Founded in 1892, Norland has been at the forefront of childcare for almost 130 years.
It continues to move with the times and while classes are held in traditional subjects including psychology, child health, philosophy, social sciences, literature and education, there are modules in everything from sewing to cyber security, food nutrition to self defence.
Emily admitted that she loves the history of the establishment, wearing the uniform with pride.
"We probably have our formal uniform on two days a week which includes the dress, hat and gloves and that’s for attending lectures. For other sessions we wear our practical uniform of polo shirt, jumper and trousers.
"One of my friends at another university said she went to a lecture in her pyjamas but we certainly don’t do that here. I’m very proud of the uniform and think it’s cool that we have one.”
When she graduates and is working for a family the likelihood is that she will only wear the uniform on special occasions but says that will be her employers’ decision.

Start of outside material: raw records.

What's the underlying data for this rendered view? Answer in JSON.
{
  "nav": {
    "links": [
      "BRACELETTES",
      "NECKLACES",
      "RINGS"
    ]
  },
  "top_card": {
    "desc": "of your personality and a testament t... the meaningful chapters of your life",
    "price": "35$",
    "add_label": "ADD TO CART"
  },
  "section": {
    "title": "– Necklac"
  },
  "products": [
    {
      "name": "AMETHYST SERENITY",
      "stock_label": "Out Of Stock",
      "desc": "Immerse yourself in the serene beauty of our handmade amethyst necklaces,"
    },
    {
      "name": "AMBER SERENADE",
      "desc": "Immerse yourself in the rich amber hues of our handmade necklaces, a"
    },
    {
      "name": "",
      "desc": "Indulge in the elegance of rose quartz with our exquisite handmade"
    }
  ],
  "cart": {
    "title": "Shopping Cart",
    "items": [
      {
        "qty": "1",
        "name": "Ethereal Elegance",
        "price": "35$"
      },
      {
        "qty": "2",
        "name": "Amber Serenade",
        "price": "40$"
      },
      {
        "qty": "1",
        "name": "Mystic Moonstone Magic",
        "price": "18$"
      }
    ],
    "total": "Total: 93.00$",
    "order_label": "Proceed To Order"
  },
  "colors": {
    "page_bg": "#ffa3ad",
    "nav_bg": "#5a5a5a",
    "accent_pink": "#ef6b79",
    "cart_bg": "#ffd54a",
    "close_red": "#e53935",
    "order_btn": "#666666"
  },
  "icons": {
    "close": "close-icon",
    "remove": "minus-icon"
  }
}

It’s a rule of Norland not to talk about who nannies are working for but it has been widely publicised that the Duke and Duchess of Cambridge employed Norland trained nanny Maria Teresa Turrion Borrallo when Prince George was eight months old and she is still with them also looking after Princess Charlotte and Prince Louis.
Emily added: “A lot of the probation placements are in London so it looks as though I will be there for the next year and then after that it could be anywhere – there is demand in New York, Italy just about everywhere. It really is a case that the world is my oyster which is quite surreal.
"And there cannot be many university courses where you are guaranteed a job at the end of the course.”
Due to her own challenges, Emily said that she is keen to work with children with special education needs as that’s where her passion lies, having already worked with the charity Plus in Stirling and a similar organisation in Bath.
"On my journey to become a Norland nanny people have believed in me and I know that if you never give up you can achieve your dreams.”